Change. Stop drinking. Eat less. Travel to the North Pole. Take a dip in the frigid, 40-degree waters. Leave the western Massachusetts city you were born and raised in, the county where you have lived nearly all your 85 years and move to an assisted living facility, Piper Shores, on the coast of Maine. Join a weekly men's doubles group, even though you hate doubles. Walk four miles a day. Walk the flat hard sand of Higgins beach at low tide, in summer and in winter, in rain and in snow.
Break your hip a week before Christmas, recover in Holbrook, the acute care wing which you wouldn't enter when first touring Piper Shores.

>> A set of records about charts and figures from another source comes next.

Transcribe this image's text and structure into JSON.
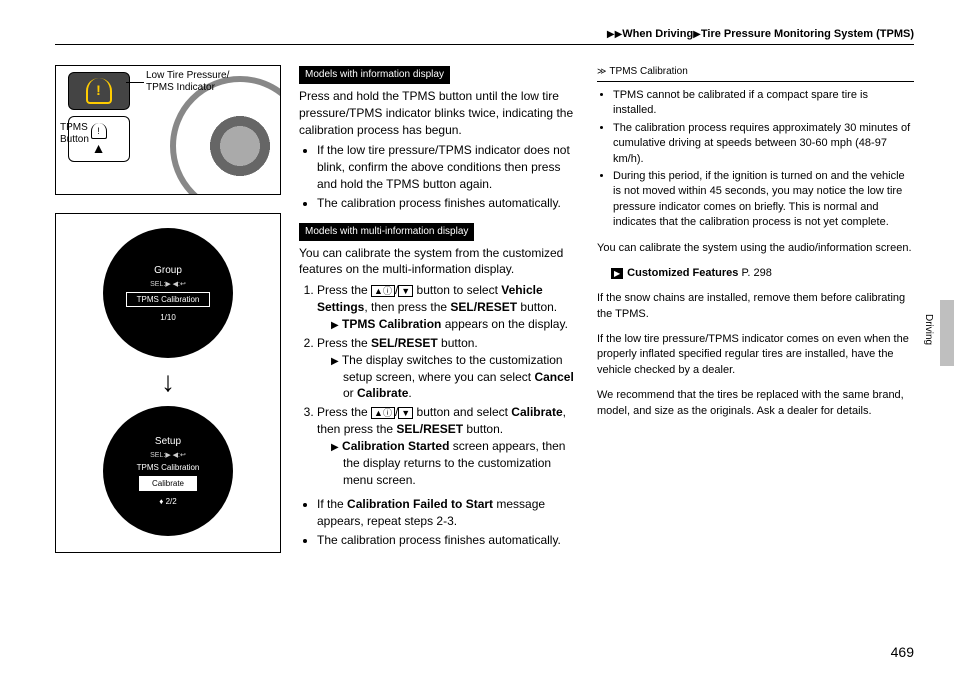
{
  "header": {
    "crumb1": "When Driving",
    "crumb2": "Tire Pressure Monitoring System (TPMS)"
  },
  "fig1": {
    "indicator_label": "Low Tire Pressure/\nTPMS Indicator",
    "button_label": "TPMS\nButton"
  },
  "fig2": {
    "gauge1_title": "Group",
    "gauge1_sub": "SEL:▶  ◀:↩",
    "gauge1_pill": "TPMS Calibration",
    "gauge1_footer": "1/10",
    "gauge2_title": "Setup",
    "gauge2_sub": "SEL:▶  ◀:↩",
    "gauge2_line": "TPMS Calibration",
    "gauge2_pill": "Calibrate",
    "gauge2_footer": "2/2"
  },
  "mid": {
    "label1": "Models with information display",
    "p1": "Press and hold the TPMS button until the low tire pressure/TPMS indicator blinks twice, indicating the calibration process has begun.",
    "b1": "If the low tire pressure/TPMS indicator does not blink, confirm the above conditions then press and hold the TPMS button again.",
    "b2": "The calibration process finishes automatically.",
    "label2": "Models with multi-information display",
    "p2": "You can calibrate the system from the customized features on the multi-information display.",
    "s1_a": "Press the ",
    "s1_b": " button to select ",
    "s1_bold1": "Vehicle Settings",
    "s1_c": ", then press the ",
    "s1_bold2": "SEL/RESET",
    "s1_d": " button.",
    "s1_sub_bold": "TPMS Calibration",
    "s1_sub_rest": " appears on the display.",
    "s2_a": "Press the ",
    "s2_bold": "SEL/RESET",
    "s2_b": " button.",
    "s2_sub": "The display switches to the customization setup screen, where you can select ",
    "s2_sub_bold1": "Cancel",
    "s2_sub_mid": " or ",
    "s2_sub_bold2": "Calibrate",
    "s3_a": "Press the ",
    "s3_b": " button and select ",
    "s3_bold1": "Calibrate",
    "s3_c": ", then press the ",
    "s3_bold2": "SEL/RESET",
    "s3_d": " button.",
    "s3_sub_bold": "Calibration Started",
    "s3_sub_rest": " screen appears, then the display returns to the customization menu screen.",
    "tail1_a": "If the ",
    "tail1_bold": "Calibration Failed to Start",
    "tail1_b": " message appears, repeat steps 2-3.",
    "tail2": "The calibration process finishes automatically."
  },
  "right": {
    "sec_title": "TPMS Calibration",
    "b1": "TPMS cannot be calibrated if a compact spare tire is installed.",
    "b2": "The calibration process requires approximately 30 minutes of cumulative driving at speeds between 30-60 mph (48-97 km/h).",
    "b3": "During this period, if the ignition is turned on and the vehicle is not moved within 45 seconds, you may notice the low tire pressure indicator comes on briefly. This is normal and indicates that the calibration process is not yet complete.",
    "p1": "You can calibrate the system using the audio/information screen.",
    "ref_bold": "Customized Features",
    "ref_page": " P. 298",
    "p2": "If the snow chains are installed, remove them before calibrating the TPMS.",
    "p3": "If the low tire pressure/TPMS indicator comes on even when the properly inflated specified regular tires are installed, have the vehicle checked by a dealer.",
    "p4": "We recommend that the tires be replaced with the same brand, model, and size as the originals. Ask a dealer for details."
  },
  "side_label": "Driving",
  "page_number": "469"
}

Stay there for three weeks, even though the food is terrible and the demented old folks give you the willies. Learn to use a walker, learn to get around with a cane. Return to your condo. Take up all the scatter rugs so you don t break the other hip. Walk the paved lanes near Higgins Beach, enjoy the spectacle of dogs off their leashes chasing seagulls, even though you ve always hated dogs. Vote for Barack Obama, even though you ve voted the Republican ticket for most of your life.

End every telephone conversation with your partner, your children and grandchildren with the words, I love you, even though you come from a generation that isn t comfortable expressing sentiment. Hug your friends and family at the beginning and end of every visit. Say, Thank you for coming, say I love you, say I love you.